Essen. Nach dem WM-Aus konzentriert sich Sara Doorsoun vom VfL Wolfsburg auf die Bundesliga. Nun beginnt die Mission Titelverteidigung. Ein Interview.
Sie sind mal wieder die Gejagten. Doch das sind die Fußballerinnen des VfL Wolfsburg gewohnt. Als Titelverteidiger in Meisterschaft und Pokal starten sie in die am Freitag beginnende Bundesligasaison, in der sie am Sonntag den SC Sand empfangen (14 Uhr). Sara Doorsoun hatte mit ihrer Schnelligkeit zuletzt im deutschen Trikot bei der WM auf sich aufmerksam gemacht. Nun geht die 27-Jährige in ihre zweite Saison als Wolfsburgerin.

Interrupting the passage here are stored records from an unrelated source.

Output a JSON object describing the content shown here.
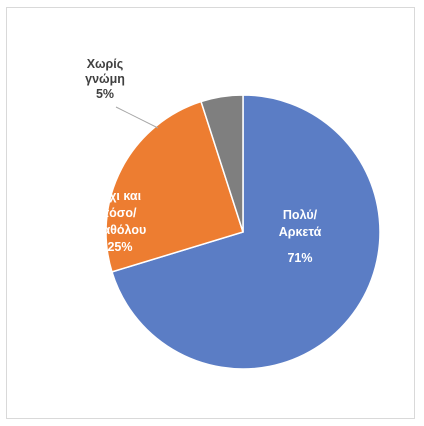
{
  "chart_data": {
    "type": "pie",
    "title": "",
    "slices": [
      {
        "label_lines": [
          "Πολύ/",
          "Αρκετά"
        ],
        "value": 71,
        "value_label": "71%",
        "color": "#5b7dc5",
        "label_color": "#ffffff"
      },
      {
        "label_lines": [
          "Όχι και",
          "τόσο/",
          "Καθόλου"
        ],
        "value": 25,
        "value_label": "25%",
        "color": "#ed7d31",
        "label_color": "#ffffff"
      },
      {
        "label_lines": [
          "Χωρίς",
          "γνώμη"
        ],
        "value": 5,
        "value_label": "5%",
        "color": "#7f7f7f",
        "label_color": "#404040"
      }
    ],
    "start_angle_deg": 0,
    "direction": "clockwise",
    "legend": "none",
    "slice_border_color": "#ffffff"
  }
}
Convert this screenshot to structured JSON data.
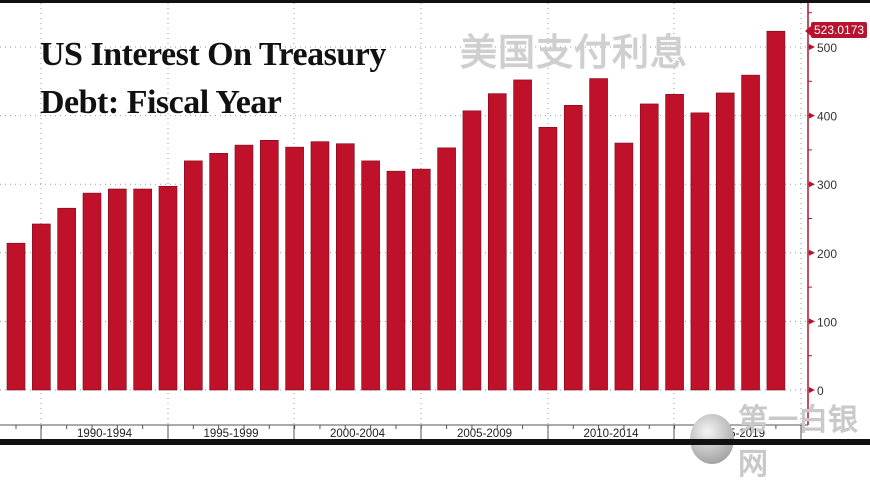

Frau Doorsoun, glauben Sie, dass die WM mit ihren hohen TV-Zuschauerzahlen auch das Interesse an der Bundesliga stärken wird?
Sara Doorsoun: Ich hoffe es. Die Liga ist ja unser tägliches Brot. Turniere wie die WM sind immer die Höhepunkte, und ich glaube, dass wir trotz dem Viertelfinals-Aus einen positiven Eindruck hinterlassen haben und auch im Ligabetrieb neue Zuschauer in die Stadien locken können.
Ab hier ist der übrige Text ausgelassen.